I’m excited to post my first advanced review of a book. The book goes on sale May 17th, so check out my review and then go buy it (from the link below). It is a must read for anyone interested in current political issues.
How Would Jesus Vote?: Do Your Political Views Really Align With The Bible? by Darrell L. Bock
My Rating – Must Read
Level – Fairly Easy, moderate in length
The book seeks to look at broad topics in American politics and see what we can determine about them from the Bible. Bock does this mostly by listing verses and how they can apply. Along with an intro and concluding chapter, he writes 13 chapters:
- Principals that built America – interesting chapter on the point of religious freedom as the founders saw it.
- Loving your neighbor – obviously a major point for Jesus, not only was it the second greatest commandment, but gave us the famous story of the Good Samaritan. Bock points to this idea as our starting point for looking at issues the way Jesus would.
- Big or Small Government – brief overview of the pros and cons of each. The best take away is more his point that we needed to realize we can’t have everything and need thoughtfully seek a balance.
- Economics of Poverty – he continues the balance idea from the previous chapter and extends it to balancing helping the poor and personal responsibility.
- Health Care – this is a tough topic, as there is nothing in the Bible about healthcare. He does a great job pointing out the massive failures of our current system, but doesn’t really say much as to how Jesus or we should vote about it.
- Immigration – you really forget how much about immigration there is in the Bible, especially the OT. This seems to be an ancient problem that has affected most societies. Due to this, he takes a stronger stance in this chapter as to which way we should vote and consider this issue.
- Gun Control – similar to the health care discussion, there isn’t much in the Bible about guns, as, you know, they didn’t exist yet. He summarizes the horrible impact of our gun violence, but isn’t willing to go as far as saying we should vote to curtail it.
- Foreign Policy and Globalization – this chapter explores National Interest or Common Good, the latter being international good. Not much from the Bible here either, but interesting overall and a good general analysis of how the issue impacts America.

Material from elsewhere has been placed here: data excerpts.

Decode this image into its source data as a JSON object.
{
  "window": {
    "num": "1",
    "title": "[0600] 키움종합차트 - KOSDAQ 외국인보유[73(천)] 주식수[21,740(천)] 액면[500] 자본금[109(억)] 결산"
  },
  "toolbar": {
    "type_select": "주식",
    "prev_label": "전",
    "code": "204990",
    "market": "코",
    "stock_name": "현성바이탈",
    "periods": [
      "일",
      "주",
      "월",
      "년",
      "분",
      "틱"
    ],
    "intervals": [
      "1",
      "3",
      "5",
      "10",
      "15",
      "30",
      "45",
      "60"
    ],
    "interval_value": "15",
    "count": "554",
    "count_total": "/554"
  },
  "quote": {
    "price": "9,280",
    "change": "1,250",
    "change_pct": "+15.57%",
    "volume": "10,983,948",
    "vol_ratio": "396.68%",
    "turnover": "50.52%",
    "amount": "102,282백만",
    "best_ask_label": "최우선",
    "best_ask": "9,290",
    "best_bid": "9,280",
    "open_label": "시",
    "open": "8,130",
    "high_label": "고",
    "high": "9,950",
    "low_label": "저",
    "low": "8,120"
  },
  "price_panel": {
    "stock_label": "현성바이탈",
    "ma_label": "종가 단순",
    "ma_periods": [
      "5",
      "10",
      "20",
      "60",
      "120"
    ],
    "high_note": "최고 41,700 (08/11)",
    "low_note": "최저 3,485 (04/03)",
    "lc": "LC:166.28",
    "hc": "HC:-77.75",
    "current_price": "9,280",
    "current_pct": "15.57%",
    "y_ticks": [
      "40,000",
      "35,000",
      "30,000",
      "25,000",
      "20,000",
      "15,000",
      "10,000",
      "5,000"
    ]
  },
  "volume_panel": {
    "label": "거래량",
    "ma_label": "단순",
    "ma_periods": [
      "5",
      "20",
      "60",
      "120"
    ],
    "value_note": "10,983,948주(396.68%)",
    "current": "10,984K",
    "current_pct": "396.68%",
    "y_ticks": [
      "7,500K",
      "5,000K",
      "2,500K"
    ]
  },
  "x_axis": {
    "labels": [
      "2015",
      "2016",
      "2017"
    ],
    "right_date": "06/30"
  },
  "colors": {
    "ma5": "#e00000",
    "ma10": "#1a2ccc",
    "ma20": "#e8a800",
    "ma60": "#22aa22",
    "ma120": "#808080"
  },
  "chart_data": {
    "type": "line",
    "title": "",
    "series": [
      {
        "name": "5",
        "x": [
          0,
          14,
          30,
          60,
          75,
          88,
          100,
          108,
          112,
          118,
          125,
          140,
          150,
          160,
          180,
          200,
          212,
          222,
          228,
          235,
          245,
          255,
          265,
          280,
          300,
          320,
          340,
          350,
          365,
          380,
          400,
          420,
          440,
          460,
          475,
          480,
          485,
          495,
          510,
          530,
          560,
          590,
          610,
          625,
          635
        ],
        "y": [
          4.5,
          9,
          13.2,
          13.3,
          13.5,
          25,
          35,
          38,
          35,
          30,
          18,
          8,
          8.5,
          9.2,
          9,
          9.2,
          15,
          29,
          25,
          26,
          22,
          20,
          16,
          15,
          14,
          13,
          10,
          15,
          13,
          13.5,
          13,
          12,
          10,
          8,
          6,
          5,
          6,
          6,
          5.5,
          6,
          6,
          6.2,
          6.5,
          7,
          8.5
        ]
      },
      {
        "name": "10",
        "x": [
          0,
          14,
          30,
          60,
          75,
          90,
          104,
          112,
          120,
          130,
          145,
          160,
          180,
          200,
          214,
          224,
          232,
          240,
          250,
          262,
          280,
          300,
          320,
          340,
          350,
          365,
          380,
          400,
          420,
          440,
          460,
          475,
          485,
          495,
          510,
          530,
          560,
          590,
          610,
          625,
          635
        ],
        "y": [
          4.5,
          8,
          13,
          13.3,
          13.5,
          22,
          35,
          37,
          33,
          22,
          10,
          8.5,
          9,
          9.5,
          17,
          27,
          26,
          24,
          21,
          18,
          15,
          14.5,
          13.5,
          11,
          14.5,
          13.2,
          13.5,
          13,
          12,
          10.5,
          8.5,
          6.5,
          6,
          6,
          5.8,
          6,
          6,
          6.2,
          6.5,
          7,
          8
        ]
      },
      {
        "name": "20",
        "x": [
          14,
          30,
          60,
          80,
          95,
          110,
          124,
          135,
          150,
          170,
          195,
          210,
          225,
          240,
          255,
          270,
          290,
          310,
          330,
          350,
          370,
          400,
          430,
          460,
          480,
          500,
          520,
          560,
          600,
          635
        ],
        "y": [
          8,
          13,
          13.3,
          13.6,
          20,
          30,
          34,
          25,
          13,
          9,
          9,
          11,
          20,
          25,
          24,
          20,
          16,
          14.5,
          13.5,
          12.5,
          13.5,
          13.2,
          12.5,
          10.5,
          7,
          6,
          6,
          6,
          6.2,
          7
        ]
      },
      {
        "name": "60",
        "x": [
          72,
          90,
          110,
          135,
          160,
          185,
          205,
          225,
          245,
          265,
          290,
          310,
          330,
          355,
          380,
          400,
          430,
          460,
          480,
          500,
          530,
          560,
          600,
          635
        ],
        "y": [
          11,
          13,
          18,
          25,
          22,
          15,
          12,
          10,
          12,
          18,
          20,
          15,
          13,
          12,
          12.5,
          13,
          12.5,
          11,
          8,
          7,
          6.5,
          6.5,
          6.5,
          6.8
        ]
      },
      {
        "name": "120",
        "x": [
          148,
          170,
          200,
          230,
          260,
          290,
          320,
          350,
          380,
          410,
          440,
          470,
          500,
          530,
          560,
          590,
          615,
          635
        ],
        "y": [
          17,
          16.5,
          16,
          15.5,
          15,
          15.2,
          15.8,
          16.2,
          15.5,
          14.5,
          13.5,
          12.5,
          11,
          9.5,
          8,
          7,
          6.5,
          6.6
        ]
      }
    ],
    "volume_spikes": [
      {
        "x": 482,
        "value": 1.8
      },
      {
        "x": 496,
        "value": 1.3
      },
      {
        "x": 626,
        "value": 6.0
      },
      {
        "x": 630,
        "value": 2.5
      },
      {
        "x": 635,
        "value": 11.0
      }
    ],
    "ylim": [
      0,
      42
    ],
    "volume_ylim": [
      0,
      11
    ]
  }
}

- War and Peace – looked at the ideas of ‘Just’ War or Pacifism, tracing the concept of a ‘Just’ War (as in justified) to Augustine and the idea of Pacifism to the Bible. Not many policy implications outside of war as a means of last resort, and some questions regarding whether preemptive war counts as justified.
- Race – great chapter to take on this issue. Walks a nice line between looking at race and realizing there are real differences and problems as well as clear historical issues, all while reminding us to look past race in the sense that all are created in God’s image as well as tying everything back to ‘loving your neighbor’. He also calls on Christians to care about these issues and to acknowledge there is an issue.
- Education – obviously an important topic that is not discussed as much as it should be in our society, but again it felt more like some of the other chapters where he points out how poorly we are doing without really taking up one policy or another.
- The Family – one of the stronger chapters as far as policy goes, there are two aspects focused on in this chapter. One is the problem of single parent households and the other is gay marriage. He points to the damage and disadvantages of growing up in a single parent household and focuses on how Christians should seek to strengthen families. He views gay marriage as unbiblical with clear scriptural proofs, but then seems to tie it to the family issue, without discussing the fact that a child could be brought up in a two parent household this way.
- Abortion – pretty clear here. He never points to an exact time in which life begins, admitting that we really don’t know. However, it is certainly sooner than 12 weeks. Most Christians will not find anything new in this chapter, but it is a compelling reminder of the issue, nonetheless.
My only disappointment in this book is he never really states how he thinks Jesus would vote. He usually has a heading at the end of each chapter that asks what would Jesus have to say but never goes as far as picking a side on many of the issues or even alluding to which party may be better than the other on a particular topic. That likely has to do more with the title the editors gave the book than what Bock intended to do.
This is a very important book for people curious as to how their faith should interact with politics, especially in our current political climate where each side, at different times, claims Christ and disparages the other party as the unbelievers. People should take the time to read through the issues and really think about the verses listed.